Add Astral Ltd For Target Rs. 1,964 - ICICI Securities
Embedded optionality offers valuation comfort
While we downgrade Astral Ltd (ASTRA) to ADD from Buy on the recent surge in stock price, we remain highly optimistic on the growth prospects of the company over the next 3-5 years. Besides the inherent growth prospects of both its pipes and adhesive divisions (capable of delivering 15-20% revenue CAGR over next 5 years), the business model has embedded optionality which provides healthy comfort to otherwise seeming expensive valuations. These include - 1) huge cash on books (to exceed Rs10bn by FY23) which would likely open up substantial organic/inorganic growth opportunities, 2) low market share in pipes (7.5%) and adhesives (3%) to drive substantial scalability over the next 5 years, 3) recently launched DWC pipes and tanks to drive sound revenue visibility, 4) East India plant (to come on stream by Oct’21) to open up massive opportunity in the region where the leading player Supreme Industries (SI) was almost 10x the size of ASTRA in FY21, and 5) new product launches in pipes & adhesives to contribute meaningfully over the next 3-5 years. Q4FY21 earnings key highlights: A) Industry leading volume growth of ~26% YoY in pipes, b) adhesive revenue growth at 73% YoY, and c) all-time high EBITDA margins in both business segments despite cost inflation.
Valuation and outlook:
Considering the robust growth outlook and the expected improvement in margins in both pipe and adhesive businesses, we increase our revenue and PAT estimates by 3.3%/3.1% and 8.4%/7.3%, respectively, for FY22E/FY23E. We expect ASTRA to report overall revenue/PAT CAGRs of 24.9%/33.2%, respectively, over FY21-FY23E. With the recent surge in stock price, we downgrade it to ADD (from Buy) with a revised target price of Rs1,964 (earlier: Rs1,665), implying a P/E multiple of 55x FY23E earnings. Key risks: 1) Sharp decline in PVC prices and 2) lower than expected pick-up in adhesive business.

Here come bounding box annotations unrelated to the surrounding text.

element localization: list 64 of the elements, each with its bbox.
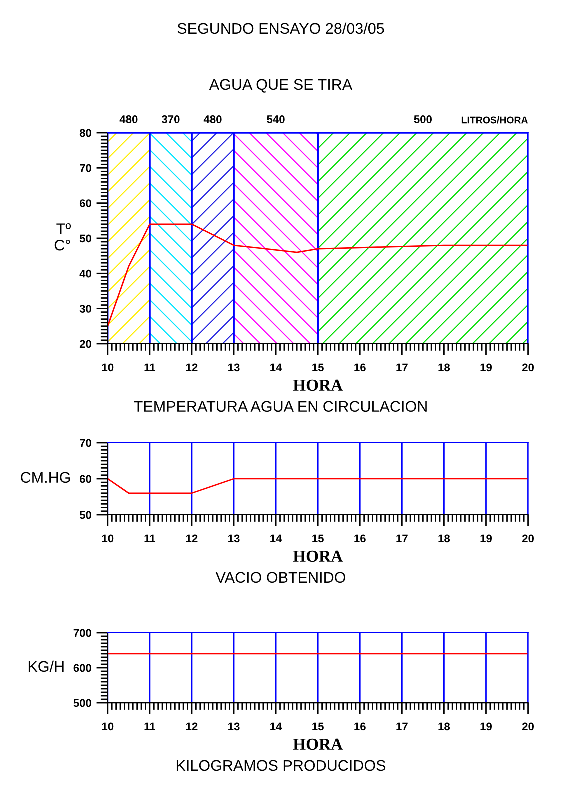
x-tick-label: 14 [270,364,282,372]
x-axis-title: HORA [293,738,343,750]
x-tick-label: 10 [102,364,114,372]
y-tick-label: 70 [80,164,92,172]
x-tick-label: 18 [438,534,450,543]
band-label: 500 [414,116,432,124]
x-tick-label: 14 [270,534,282,542]
x-tick-label: 10 [102,722,114,731]
x-tick-label: 17 [396,364,408,372]
y-tick-label: 80 [80,129,92,138]
y-tick-label: 50 [80,511,92,520]
x-tick-label: 13 [228,534,240,543]
y-tick-label: 50 [80,234,92,243]
x-tick-label: 18 [438,364,450,372]
x-tick-label: 19 [480,722,492,731]
y-tick-label: 70 [80,439,92,448]
y-tick-label: 30 [80,305,92,313]
x-tick-label: 12 [186,722,198,731]
chart-title: SEGUNDO ENSAYO 28/03/05 [178,22,384,34]
x-tick-label: 16 [354,364,366,372]
x-tick-label: 11 [144,722,156,731]
band-label: 480 [204,116,222,124]
band-label: 370 [162,116,180,124]
y-axis-title: KG/H [28,660,64,672]
y-tick-label: 40 [80,270,92,278]
text: KILOGRAMOS PRODUCIDOS [176,760,386,772]
x-tick-label: 18 [438,722,450,731]
y-tick-label: 600 [74,664,92,672]
x-tick-label: 17 [396,722,408,731]
x-tick-label: 14 [270,722,282,731]
y-axis-title: CM.HG [21,472,70,484]
y-tick-label: 500 [74,699,92,708]
x-tick-label: 12 [186,364,198,372]
text: VACIO OBTENIDO [216,572,346,584]
x-tick-label: 11 [144,534,156,542]
x-tick-label: 19 [480,534,492,543]
x-tick-label: 16 [354,722,366,731]
y-tick-label: 60 [80,475,92,484]
x-tick-label: 13 [228,364,240,372]
x-tick-label: 13 [228,722,240,731]
band-label: 480 [120,116,138,124]
x-axis-title: HORA [293,550,343,562]
x-tick-label: 11 [144,364,156,372]
y-tick-label: 20 [80,340,92,348]
y-tick-label: 60 [80,200,92,208]
line-series [108,224,528,328]
x-tick-label: 15 [312,722,324,731]
x-tick-label: 17 [396,534,408,542]
y-axis-title: Tº C° [54,224,72,251]
x-tick-label: 16 [354,534,366,543]
x-tick-label: 19 [480,364,492,372]
band-label: 540 [267,116,285,124]
x-tick-label: 15 [312,534,324,543]
x-tick-label: 20 [522,534,534,543]
text: TEMPERATURA AGUA EN CIRCULACION [134,401,427,412]
x-tick-label: 12 [186,534,198,542]
x-axis-title: HORA [293,380,343,392]
text: LITROS/HORA [462,116,528,124]
x-tick-label: 20 [522,364,534,372]
x-tick-label: 20 [522,722,534,731]
chart-subtitle: AGUA QUE SE TIRA [209,79,353,93]
y-tick-label: 700 [74,629,92,638]
x-tick-label: 15 [312,364,324,372]
x-tick-label: 10 [102,534,114,543]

Pipe business reports industry leading 25.8% volume growth:
ASTRA reported 25.8% YoY industry leading volume growth in its piping segment led by robust growth in CPVC piping segment and market share gains. Standalone EBITDA margin at 23.5% (I-Sec: 20.5%), up 60bps QoQ, was led by inventory gains of Rs300mn, operating leverage and superior product mix. With robust growth outlook (Apr’21 witnessing 154% YoY revenue growth) amid likely industry consolidation, possible new product launches and expected improvement in margins led by better mix and decentralisation, we estimate ASTRA’s standalone revenue/PBT to grow at 22%/27.2% CAGRs, respectively, over FY21-FY23E.

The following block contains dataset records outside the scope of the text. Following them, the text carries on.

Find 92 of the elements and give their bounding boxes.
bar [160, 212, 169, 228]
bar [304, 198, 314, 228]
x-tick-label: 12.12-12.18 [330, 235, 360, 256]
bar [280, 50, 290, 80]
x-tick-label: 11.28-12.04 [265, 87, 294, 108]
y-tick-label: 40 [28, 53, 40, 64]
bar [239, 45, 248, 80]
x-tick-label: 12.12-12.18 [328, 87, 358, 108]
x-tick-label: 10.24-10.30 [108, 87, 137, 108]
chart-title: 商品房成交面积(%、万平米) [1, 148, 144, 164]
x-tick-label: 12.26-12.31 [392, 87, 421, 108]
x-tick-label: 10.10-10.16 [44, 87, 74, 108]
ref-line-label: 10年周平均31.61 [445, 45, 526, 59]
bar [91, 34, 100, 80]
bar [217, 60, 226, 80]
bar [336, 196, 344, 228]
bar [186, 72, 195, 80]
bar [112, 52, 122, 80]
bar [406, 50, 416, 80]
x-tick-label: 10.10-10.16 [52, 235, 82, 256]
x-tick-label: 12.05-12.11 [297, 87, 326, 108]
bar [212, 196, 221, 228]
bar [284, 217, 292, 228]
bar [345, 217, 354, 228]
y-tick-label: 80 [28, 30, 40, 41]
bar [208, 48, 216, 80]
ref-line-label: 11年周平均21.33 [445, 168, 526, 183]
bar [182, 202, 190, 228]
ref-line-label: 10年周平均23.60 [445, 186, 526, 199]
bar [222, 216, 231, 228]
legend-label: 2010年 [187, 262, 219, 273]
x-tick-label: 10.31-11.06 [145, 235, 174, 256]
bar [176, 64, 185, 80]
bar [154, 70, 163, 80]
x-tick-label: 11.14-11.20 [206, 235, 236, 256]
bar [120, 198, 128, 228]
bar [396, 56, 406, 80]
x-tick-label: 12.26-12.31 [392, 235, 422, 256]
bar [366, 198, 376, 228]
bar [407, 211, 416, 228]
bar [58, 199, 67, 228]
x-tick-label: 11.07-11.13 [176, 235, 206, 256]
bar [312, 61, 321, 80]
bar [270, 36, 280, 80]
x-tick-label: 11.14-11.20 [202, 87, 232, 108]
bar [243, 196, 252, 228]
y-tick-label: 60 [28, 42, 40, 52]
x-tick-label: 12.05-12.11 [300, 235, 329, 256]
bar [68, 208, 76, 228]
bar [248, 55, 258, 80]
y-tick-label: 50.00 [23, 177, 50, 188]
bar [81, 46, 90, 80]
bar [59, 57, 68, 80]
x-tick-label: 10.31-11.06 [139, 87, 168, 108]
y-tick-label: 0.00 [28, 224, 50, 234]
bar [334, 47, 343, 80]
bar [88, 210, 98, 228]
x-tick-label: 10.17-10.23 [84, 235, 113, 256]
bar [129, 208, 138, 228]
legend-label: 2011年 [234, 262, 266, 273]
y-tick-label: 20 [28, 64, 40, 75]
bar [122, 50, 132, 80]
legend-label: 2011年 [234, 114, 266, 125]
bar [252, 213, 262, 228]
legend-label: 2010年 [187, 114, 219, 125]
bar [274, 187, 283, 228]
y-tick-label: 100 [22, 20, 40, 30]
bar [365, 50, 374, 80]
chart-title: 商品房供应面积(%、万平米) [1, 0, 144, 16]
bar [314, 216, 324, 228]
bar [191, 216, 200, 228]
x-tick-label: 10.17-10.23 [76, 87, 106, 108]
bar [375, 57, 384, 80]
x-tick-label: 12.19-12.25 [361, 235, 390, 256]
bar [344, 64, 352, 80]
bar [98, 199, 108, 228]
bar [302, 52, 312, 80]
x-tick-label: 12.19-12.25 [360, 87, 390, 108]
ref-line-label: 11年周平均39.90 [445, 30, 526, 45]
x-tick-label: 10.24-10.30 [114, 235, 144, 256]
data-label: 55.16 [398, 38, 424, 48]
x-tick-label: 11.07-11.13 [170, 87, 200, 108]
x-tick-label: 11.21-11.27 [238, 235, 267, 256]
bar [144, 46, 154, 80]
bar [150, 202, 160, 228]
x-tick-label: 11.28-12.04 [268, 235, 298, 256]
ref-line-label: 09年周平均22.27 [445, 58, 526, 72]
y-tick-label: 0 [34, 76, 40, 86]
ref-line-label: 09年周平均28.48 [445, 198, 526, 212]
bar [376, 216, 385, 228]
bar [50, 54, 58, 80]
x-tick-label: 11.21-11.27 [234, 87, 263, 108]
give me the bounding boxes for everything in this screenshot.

Adhesive business revenue grew 73% YoY; robust outlook ahead:
Adhesive business reported an impressive 73% YoY growth in revenues on the back of new product launches, sharp demand recovery and considerable pick-up in construction activity pan-India. EBIDTA margin surprised at 17.7%, up 140bps QoQ (despite input cost cost inflation), largely driven by operating leverage and price hikes. With growth recovery expected to sustain, we expect adhesive business to register revenue and PBT CAGRs of 30.5% and 44.3%, respectively, over FY21-FY23E.